Long versus Short Judges
Some chronologies, including that of Josephus, add more than a century to the time from the Exodus to Solomon’s founding of the Temple than the 480 years recorded in 1 Kings 6:1. Advocates of the Long Judges usually place the years of oppression recorded in Judges in series with the reigns of the judges. The Short Judges position recognizes that the reigns of the individual judges overlapped with the years of oppression in most of the recorded cases. (See Floyd Nolan Jones Chart 4.)
More recently the “Professional” archaeologists such as Kenneth Kitchen, James Hoffmeier, and David Falk have insisted that the Judges must be reduced by over two centuries to allow for a 1286 BC Exodus in the reign of Rameses II of Egypt. Thus they promote a super-short Judges of only 235 years. These positions give rise to three positions for the Exodus:
Ussher’s Exodus - 1491 BC
“Early” Exodus - 1447/1446 BC
Late Exodus - 1286 BC
The fact that the middle 1447/1446 Exodus date is called the “Early” Exodus in Christian academic circles shows that academia has so completely discarded Ussher’s chronology of the Bible that they don’t even consider it when naming the positions.
Long Versus Short Divided Kingdom
Josephus, Ussher, and Floyd Nolan Jones all taught Divided Kingdom chronologies that place 390 years between the death of Solomon and the destruction of Solomon’s Temple by Nebuchadnezzar circa 586 BC. This puts Solomon’s death in 976/975 BC.
Since the advent of Assyriology in the 19th century, most seminaries have adopted Edwin Thiele’s chronology which reduces the duration of the Divided Kingdom by 44 years to accommodate supposed Assyrian synchronisms, lowering Solomon’s death to 931 BC.

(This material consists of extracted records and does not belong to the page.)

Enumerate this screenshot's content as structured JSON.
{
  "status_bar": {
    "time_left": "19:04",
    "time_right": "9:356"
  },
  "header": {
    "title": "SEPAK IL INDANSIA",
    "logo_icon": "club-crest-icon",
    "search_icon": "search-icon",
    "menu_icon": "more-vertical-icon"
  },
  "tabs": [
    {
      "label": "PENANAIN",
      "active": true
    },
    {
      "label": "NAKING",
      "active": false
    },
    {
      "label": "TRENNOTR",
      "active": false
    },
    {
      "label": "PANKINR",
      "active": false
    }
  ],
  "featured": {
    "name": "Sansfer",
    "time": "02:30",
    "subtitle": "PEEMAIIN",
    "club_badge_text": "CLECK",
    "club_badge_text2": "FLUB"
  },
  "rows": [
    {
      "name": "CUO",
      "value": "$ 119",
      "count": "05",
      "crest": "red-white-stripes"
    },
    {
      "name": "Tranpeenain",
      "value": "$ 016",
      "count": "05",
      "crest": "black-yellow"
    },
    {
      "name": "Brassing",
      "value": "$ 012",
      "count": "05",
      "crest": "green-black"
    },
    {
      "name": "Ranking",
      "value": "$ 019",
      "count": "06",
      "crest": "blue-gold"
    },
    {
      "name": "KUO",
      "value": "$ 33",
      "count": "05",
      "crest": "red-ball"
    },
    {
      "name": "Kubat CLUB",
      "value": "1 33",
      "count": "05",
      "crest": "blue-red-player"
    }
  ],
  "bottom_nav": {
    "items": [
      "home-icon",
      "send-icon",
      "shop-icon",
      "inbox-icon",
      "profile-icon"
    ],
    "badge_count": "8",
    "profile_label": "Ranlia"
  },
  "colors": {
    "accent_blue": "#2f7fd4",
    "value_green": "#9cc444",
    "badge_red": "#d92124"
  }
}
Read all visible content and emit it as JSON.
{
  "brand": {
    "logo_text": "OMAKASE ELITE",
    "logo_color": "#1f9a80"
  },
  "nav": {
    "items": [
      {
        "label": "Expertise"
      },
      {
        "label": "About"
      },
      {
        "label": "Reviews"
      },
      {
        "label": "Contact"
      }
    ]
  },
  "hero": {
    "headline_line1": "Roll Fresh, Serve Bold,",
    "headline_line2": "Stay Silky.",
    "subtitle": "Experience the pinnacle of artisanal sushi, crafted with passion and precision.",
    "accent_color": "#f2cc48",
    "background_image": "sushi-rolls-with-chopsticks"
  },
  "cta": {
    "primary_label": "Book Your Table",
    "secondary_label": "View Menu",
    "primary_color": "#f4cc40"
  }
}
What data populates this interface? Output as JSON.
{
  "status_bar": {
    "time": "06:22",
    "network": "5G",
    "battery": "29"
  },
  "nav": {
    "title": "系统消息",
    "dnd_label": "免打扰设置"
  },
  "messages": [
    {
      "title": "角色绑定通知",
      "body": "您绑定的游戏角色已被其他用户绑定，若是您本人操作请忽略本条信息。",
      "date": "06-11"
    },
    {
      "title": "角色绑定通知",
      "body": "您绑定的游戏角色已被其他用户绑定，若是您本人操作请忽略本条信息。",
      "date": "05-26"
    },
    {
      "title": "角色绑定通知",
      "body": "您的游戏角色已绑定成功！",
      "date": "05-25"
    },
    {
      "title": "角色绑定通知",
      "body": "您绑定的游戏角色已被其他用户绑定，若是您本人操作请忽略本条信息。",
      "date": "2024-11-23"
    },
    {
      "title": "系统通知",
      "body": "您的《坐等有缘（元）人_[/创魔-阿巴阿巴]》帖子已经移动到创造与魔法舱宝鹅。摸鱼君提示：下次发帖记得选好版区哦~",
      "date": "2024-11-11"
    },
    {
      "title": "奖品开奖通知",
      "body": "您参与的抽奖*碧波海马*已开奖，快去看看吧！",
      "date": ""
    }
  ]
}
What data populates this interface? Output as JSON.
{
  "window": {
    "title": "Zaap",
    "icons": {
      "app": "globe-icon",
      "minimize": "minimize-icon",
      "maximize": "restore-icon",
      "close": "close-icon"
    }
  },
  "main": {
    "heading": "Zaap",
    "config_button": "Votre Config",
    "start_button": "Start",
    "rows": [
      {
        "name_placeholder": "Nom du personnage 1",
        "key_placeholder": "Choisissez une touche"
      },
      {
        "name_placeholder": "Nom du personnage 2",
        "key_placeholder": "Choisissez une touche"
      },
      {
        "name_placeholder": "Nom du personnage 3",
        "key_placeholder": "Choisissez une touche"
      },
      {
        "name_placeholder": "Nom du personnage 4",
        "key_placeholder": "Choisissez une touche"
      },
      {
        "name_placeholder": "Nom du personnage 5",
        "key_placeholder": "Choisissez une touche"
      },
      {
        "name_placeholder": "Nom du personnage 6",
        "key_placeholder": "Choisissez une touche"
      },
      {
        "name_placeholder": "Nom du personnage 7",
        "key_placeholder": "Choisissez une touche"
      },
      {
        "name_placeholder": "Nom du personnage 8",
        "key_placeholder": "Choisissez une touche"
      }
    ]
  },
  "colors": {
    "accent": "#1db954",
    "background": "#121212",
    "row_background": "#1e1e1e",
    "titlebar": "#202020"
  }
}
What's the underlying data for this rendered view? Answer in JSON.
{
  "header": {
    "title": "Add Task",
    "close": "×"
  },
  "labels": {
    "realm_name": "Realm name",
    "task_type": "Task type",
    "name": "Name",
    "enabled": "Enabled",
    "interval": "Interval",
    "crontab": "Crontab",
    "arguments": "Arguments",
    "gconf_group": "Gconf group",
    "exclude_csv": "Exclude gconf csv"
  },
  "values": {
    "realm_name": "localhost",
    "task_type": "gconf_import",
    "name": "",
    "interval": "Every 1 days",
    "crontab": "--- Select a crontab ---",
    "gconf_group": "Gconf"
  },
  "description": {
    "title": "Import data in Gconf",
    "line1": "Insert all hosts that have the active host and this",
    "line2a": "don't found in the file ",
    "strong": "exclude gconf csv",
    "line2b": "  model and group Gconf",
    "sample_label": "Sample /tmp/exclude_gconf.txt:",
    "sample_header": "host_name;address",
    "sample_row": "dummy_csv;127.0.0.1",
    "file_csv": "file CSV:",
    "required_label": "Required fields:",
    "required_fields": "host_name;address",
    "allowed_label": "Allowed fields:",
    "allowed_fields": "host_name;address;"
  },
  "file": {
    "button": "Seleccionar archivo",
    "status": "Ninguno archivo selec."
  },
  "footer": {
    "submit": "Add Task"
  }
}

Long versus short Achaemenid Period
Several groups including Martin Anstey, the Orthodox Jews, and the Jehovah’s Witnesses interpret Daniel’s prophecy of 70 “sevens” from a decree to rebuild Jerusalem’s walls until the Messiah as dating from the Decree of Cyrus to allow the Jews to return to Jerusalem from Babylon. Anstey and the Jehovah's Witnesses both say the period ends with the baptism of Christ, while the Orthodox Jews extend the prophecy to point to Simon Bar Kochba whose revolt against the Romans began in AD 132. In all three cases, these groups insisted on deleting between 82 and 200 years from the history of the ancient world between Cyrus and Julius Caesar. These groups delete most of the “extra years” from the Achaemenid Persian Empire period.
Ussher, Jones and the authors take the position that the classical history of the Achaemenid Persian Empire is for the most part correct. The seventy sevens prophecy most likely began with the decree in the 20th Year of Artaxerxes I to rebuild Jerusalem’s wall, as found in Nehemiah 2:7. The CFAH authors follow Gerard Gertoux’s position that the reign of Artaxerxes I began in 475 BC, not 465. The period began in the 20th year of Artaxerxes I in 455 BC, the sixty-nine sevens ended with the Baptism of Christ in the 15th year of Tiberius in September of the year AD 28.
Which one is best?
This author believes that Ussher’s chronology of the Bible as improved by Floyd Nolan Jones in his book “Chronology of the Old Testament” is the most consistent interpretation of all of the chronological passages found in scripture. Much of our work at Creation History is to extend the Ussher Jones Chronology to the ancient kingdoms of Egypt, Assyria, and Babylon, and to defend the Bible’s chronology from historians who place higher confidence in the records of Egypt and Assyria than they do in Scripture.